MEDIA SANCIÓN A LA REFORMA LABORAL
Media sanción a la reforma laboral: alcances, límites y el impacto esperado en las empresas
El proyecto impulsado por el Poder Ejecutivo Nacional fue aprobado por el Senado y ahora deberá ser tratado en Diputados. Aunque aún no es ley, desde una mirada empresarial se trata de un punto de inflexión que podría redefinir aspectos centrales del régimen laboral argentino.
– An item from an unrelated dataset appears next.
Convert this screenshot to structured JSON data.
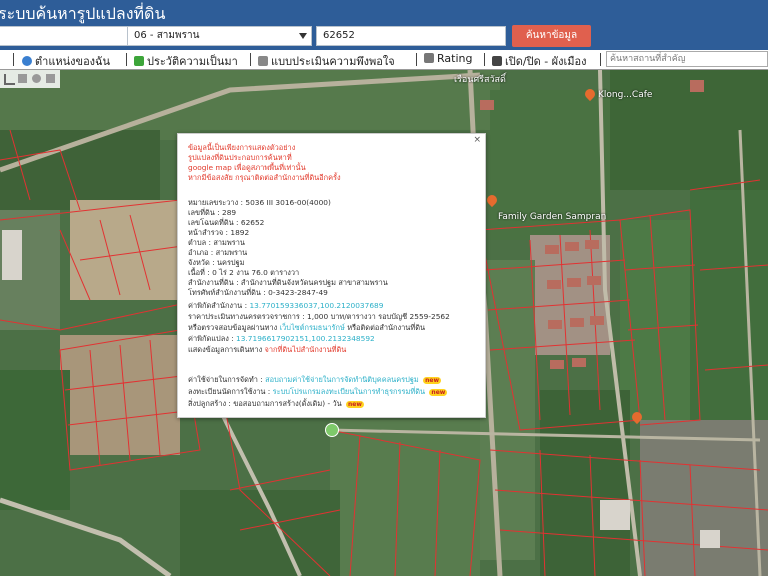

La media sanción de la reforma laboral en el Senado de la Nación marca un avance político significativo, aunque no implica todavía un cambio legal efectivo. Según lo establece la Constitución Nacional, el proyecto deberá ser tratado y aprobado por la Cámara de Diputados para convertirse en ley.
Hasta tanto eso ocurra, el régimen laboral vigente continúa plenamente en aplicación: no se modifican contratos, convenios colectivos, juicios en curso ni normas de la Ley de Contrato de Trabajo. Desde el ámbito empresario, este punto resulta central para evitar decisiones apresuradas o reestructuraciones basadas en un texto que aún puede sufrir modificaciones.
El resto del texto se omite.